The Harry Potter stories have taken their place among must read and must see classics of children’s literature. Along with Lord of the Rings, The Hunger Games, Game of Thrones, the Marvel Series, and countless copies and spinoffs, they have reintroduced a generation of young people to the magic and power of fantasy adventure.

 

No mere escape, the stories take us worlds away, traveling with wizards, battling monsters underground, riding dragons, challenging gods, and staring down evil.

 

They are staggering feats of imagination, but when we wonder where these authors got their ideas, one answer must surely be from the world of Greek myths. In Harry Potter alone, we see the connections everywhere.

 

The Cloak of Invisibility? Perseus' cap of invisibility he uses to defeat Medusa.” Fluffy the three-headed dog? - Cerberus guarding the underworld. Hermione? - The daughter of Helen of Troy. Draco? The name means snake in Greek.

 

But besides the attributes these characters share with ancient gods, monsters  and heroes, something deeper is happening.

 

This onslaught of imagination has opened pathways to a deeper stream of magic and heroic adventure always bubbling beneath the surface, waiting to spring into life.

 

And it's not just for kids.

 

In a world consumed with facts and figures, reams of data and intractable troubles, and the critical thinking and analysis which often leaves in their wake paralysis, futility or a hopeless resignation born of cynicism, these tales, both old and new, are the perfect antidote and corrective.

 

Extraordinary powers and events  in the life of ordinary people trace back to the very human world of Greek myth, where the gods walked the earth and humans flew through the sky.

 

If we can soar with Harry Potter on a broom, leap and run through the heavens with Perseus in winged sandals, battle it out with evil in a dark forest and stare death in the face like Odysseus and return to talk about it, it's not just our imaginations, but our whole being that leaps and soars and battles and  survives to tell the tale. As we run and float in the heavens and come back from the darkness, we gaze again at the world, and the earth, with all its problems and possibilities looks different.

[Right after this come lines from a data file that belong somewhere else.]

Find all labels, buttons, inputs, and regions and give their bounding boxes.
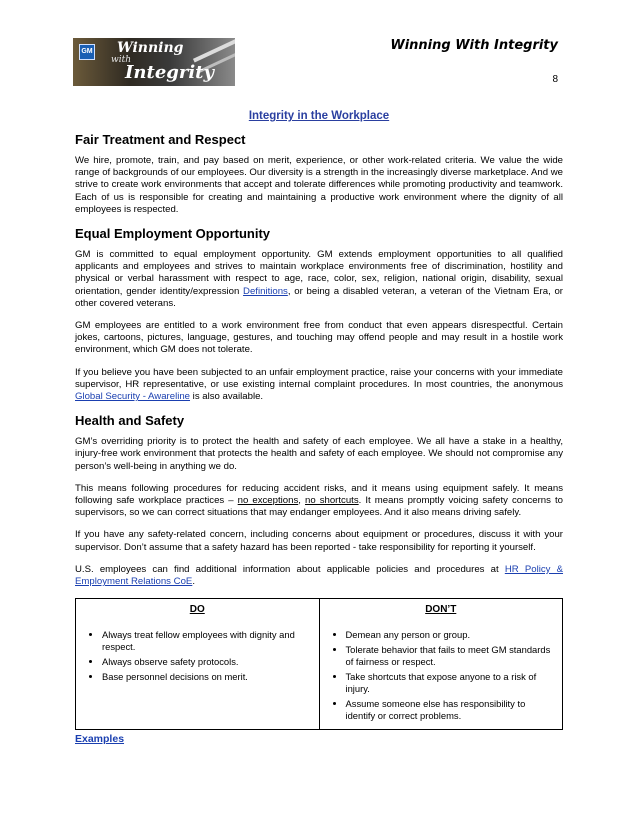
section-heading-fair-treatment: Fair Treatment and Respect [75, 132, 246, 147]
dont-item: • Demean any person or group. [346, 629, 553, 641]
header-title: Winning With Integrity [390, 38, 558, 53]
page-number: 8 [552, 74, 558, 85]
eeo-paragraph-2: GM employees are entitled to a work environment free from conduct that even appears disrespectful. Certain jokes, cartoons, pictures, language, gestures, and touching may offend people and may result in a hostile work environment, which GM does not tolerate. [75, 320, 563, 356]
do-item: • Always treat fellow employees with dignity and respect. [102, 629, 309, 653]
do-item: • Always observe safety protocols. [102, 656, 309, 668]
do-header: DO [189, 604, 205, 616]
dont-column [319, 599, 563, 730]
do-dont-table [75, 598, 563, 730]
logo-word-integrity: Integrity [125, 62, 214, 83]
definitions-link[interactable]: Definitions [243, 285, 288, 297]
logo-word-with: with [111, 55, 131, 65]
gm-badge: GM [79, 44, 95, 60]
health-paragraph-4: U.S. employees can find additional information about applicable policies and procedures at HR Policy & Employment Relations CoE. [75, 563, 564, 588]
do-column [76, 599, 320, 730]
dont-item: • Assume someone else has responsibility to identify or correct problems. [346, 698, 553, 722]
health-paragraph-2: This means following procedures for reducing accident risks, and it means using equipment safely. It means following safe workplace practices – no exceptions, no shortcuts. It means promptly voicing safety concerns to supervisors, so we can correct situations that may endanger employees. And it also means driving safely. [75, 482, 563, 519]
awareline-link[interactable]: Global Security - Awareline [75, 391, 191, 403]
dont-header: DON’T [425, 604, 457, 616]
page-heading: Integrity in the Workplace [248, 110, 390, 122]
health-paragraph-1: GM’s overriding priority is to protect the health and safety of each employee. We all have a stake in a healthy, injury-free work environment that protects the health and safety of each employee. We should not compromise any person’s well-being in anything we do. [75, 436, 563, 472]
examples-link[interactable]: Examples [75, 733, 125, 745]
do-item: • Base personnel decisions on merit. [102, 671, 309, 683]
page-content [75, 110, 563, 730]
logo-word-winning: Winning [117, 40, 184, 56]
winning-with-integrity-logo [73, 38, 235, 86]
eeo-paragraph-1: GM is committed to equal employment opportunity. GM extends employment opportunities to all qualified applicants and employees and strives to maintain workplace environments free of discrimination, hostility and physical or verbal harassment with respect to age, race, color, sex, religion, national origin, disability, sexual orientation, gender identity/expression Definitions, or being a disabled veteran, a veteran of the Vietnam Era, or other covered veterans. [75, 249, 564, 309]
dont-item: • Take shortcuts that expose anyone to a risk of injury. [346, 671, 553, 695]
health-paragraph-3: If you have any safety-related concern, including concerns about equipment or procedures, discuss it with your supervisor. Don’t assume that a safety hazard has been reported - take responsibility for reporting it yourself. [75, 529, 563, 553]
hr-policy-link[interactable]: HR Policy & Employment Relations CoE [75, 563, 564, 588]
dont-item: • Tolerate behavior that fails to meet GM standards of fairness or respect. [346, 644, 553, 668]
section-heading-health-safety: Health and Safety [75, 413, 185, 429]
section-heading-eeo: Equal Employment Opportunity [75, 226, 271, 242]
fair-treatment-paragraph: We hire, promote, train, and pay based on merit, experience, or other work-related criteria. We value the wide range of backgrounds of our employees. Our diversity is a strength in the increasingly diverse marketplace. And we strive to create work environments that accept and tolerate differences while promoting productivity and teamwork. Each of us is responsible for creating and maintaining a productive work environment where the dignity of all employees is respected. [75, 155, 563, 215]
eeo-paragraph-3: If you believe you have been subjected to an unfair employment practice, raise your concerns with your immediate supervisor, HR representative, or use existing internal complaint procedures. In most countries, the anonymous Global Security - Awareline is also available. [75, 366, 563, 403]
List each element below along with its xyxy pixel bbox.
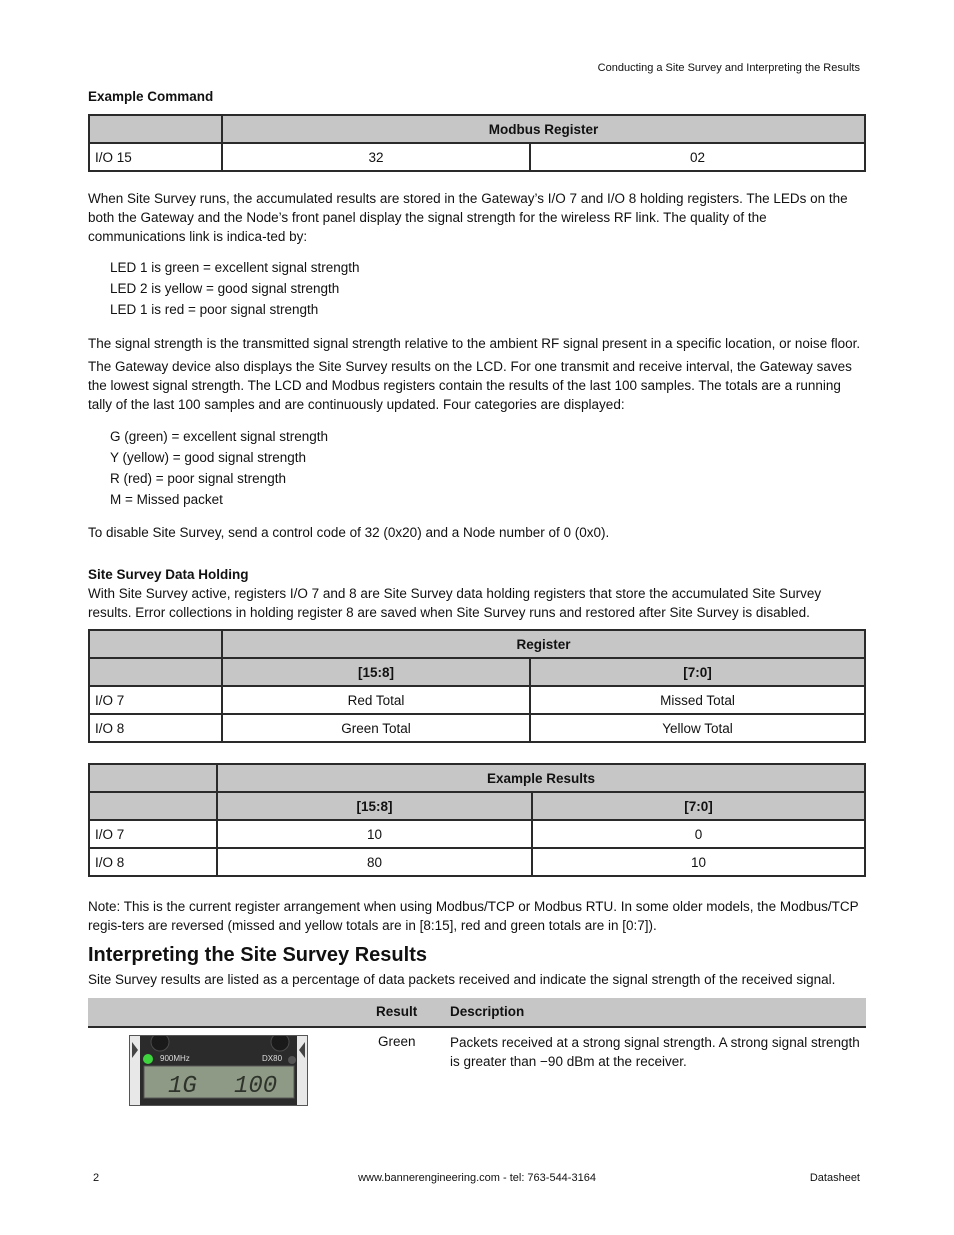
list-item: LED 1 is green = excellent signal strength [110, 260, 360, 275]
table-row [89, 686, 865, 714]
row-label: I/O 7 [89, 686, 222, 714]
table-row [89, 143, 865, 171]
table-cell: Yellow Total [530, 714, 865, 742]
list-item: G (green) = excellent signal strength [110, 429, 328, 444]
table-corner-cell [89, 658, 222, 686]
disable-paragraph: To disable Site Survey, send a control code of 32 (0x20) and a Node number of 0 (0x0). [88, 525, 610, 540]
led-list [110, 257, 360, 320]
band-label: 900MHz [160, 1054, 190, 1063]
list-item: LED 2 is yellow = good signal strength [110, 281, 340, 296]
list-item: M = Missed packet [110, 492, 223, 507]
led-indicator-icon [143, 1054, 153, 1064]
table-cell: 0 [532, 820, 865, 848]
result-description: Packets received at a strong signal strength. A strong signal strength is greater than −90 dBm at the receiver. [450, 1035, 860, 1069]
table-header: Example Results [217, 764, 865, 792]
lcd-paragraph: The Gateway device also displays the Site Survey results on the LCD. For one transmit and receive interval, the Gateway saves the lowest signal strength. The LCD and Modbus registers contain the results of the last 100 samples. The totals are a running tally of the last 100 samples and are continuously updated. Four categories are displayed: [88, 359, 852, 412]
register-table [88, 629, 866, 743]
data-holding-heading: Site Survey Data Holding [88, 567, 249, 582]
table-header: Modbus Register [222, 115, 865, 143]
table-cell: Red Total [222, 686, 530, 714]
example-command-heading: Example Command [88, 89, 214, 104]
row-label: I/O 7 [89, 820, 217, 848]
row-label: I/O 8 [89, 714, 222, 742]
table-cell: 10 [532, 848, 865, 876]
section-title: Interpreting the Site Survey Results [88, 944, 427, 966]
example-results-table [88, 763, 866, 877]
table-row [89, 820, 865, 848]
result-value: Green [378, 1034, 416, 1049]
table-corner-cell [89, 764, 217, 792]
column-header: [15:8] [222, 658, 530, 686]
note-paragraph: Note: This is the current register arrangement when using Modbus/TCP or Modbus RTU. In some older models, the Modbus/TCP regis-ters are reversed (missed and yellow totals are in [8:15], red and green totals are in [0:7]). [88, 899, 859, 933]
list-item: R (red) = poor signal strength [110, 471, 286, 486]
table-cell: 80 [217, 848, 532, 876]
column-header-description: Description [450, 1004, 525, 1019]
results-table-header [88, 998, 866, 1028]
column-header: [7:0] [530, 658, 865, 686]
table-cell: 32 [222, 143, 530, 171]
interpreting-intro: Site Survey results are listed as a percentage of data packets received and indicate the signal strength of the received signal. [88, 972, 836, 987]
table-corner-cell [89, 792, 217, 820]
table-header: Register [222, 630, 865, 658]
list-item: Y (yellow) = good signal strength [110, 450, 306, 465]
category-list [110, 426, 328, 510]
lcd-left-readout: 1G [168, 1073, 197, 1100]
table-cell: Green Total [222, 714, 530, 742]
device-panel-graphic [130, 1036, 307, 1105]
column-header-result: Result [376, 1004, 418, 1019]
row-label: I/O 8 [89, 848, 217, 876]
table-corner-cell [89, 115, 222, 143]
data-holding-paragraph: With Site Survey active, registers I/O 7 and 8 are Site Survey data holding registers that store the accumulated Site Survey results. Error collections in holding register 8 are saved when Site Survey runs and restored after Site Survey is disabled. [88, 586, 822, 620]
lcd-right-readout: 100 [234, 1073, 278, 1100]
model-label: DX80 [262, 1054, 283, 1063]
column-header: [15:8] [217, 792, 532, 820]
table-cell: 02 [530, 143, 865, 171]
row-label: I/O 15 [89, 143, 222, 171]
table-cell: Missed Total [530, 686, 865, 714]
table-corner-cell [89, 630, 222, 658]
example-command-table [88, 114, 866, 172]
table-cell: 10 [217, 820, 532, 848]
footer-contact: www.bannerengineering.com - tel: 763-544-3164 [358, 1172, 596, 1184]
running-header: Conducting a Site Survey and Interpreting the Results [597, 62, 860, 74]
list-item: LED 1 is red = poor signal strength [110, 302, 319, 317]
table-row [89, 848, 865, 876]
column-header: [7:0] [532, 792, 865, 820]
footer-doc-type: Datasheet [809, 1172, 860, 1184]
table-row [89, 714, 865, 742]
device-lcd-image [129, 1035, 308, 1106]
page-number: 2 [93, 1172, 100, 1184]
signal-paragraph: The signal strength is the transmitted signal strength relative to the ambient RF signal present in a specific location, or noise floor. [88, 336, 861, 351]
intro-paragraph: When Site Survey runs, the accumulated results are stored in the Gateway’s I/O 7 and I/O 8 holding registers. The LEDs on the both the Gateway and the Node’s front panel display the signal strength for the wireless RF link. The quality of the communications link is indica-ted by: [88, 191, 848, 244]
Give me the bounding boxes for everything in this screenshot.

The exhilaration and power and insight all this brings is worth having. How else will we face the unfaceable and confront the unthinkable. On our return we are often more "ready for thinking and action."

 

Just what the Ancients wanted.

 

C.S. Lewis, another great children’s author who wrote the Narnia stories, beguilingly simple tales of children and animals that teach, inspire and entertain said,

 

“Someday you will be old enough to start reading fairy tales again.”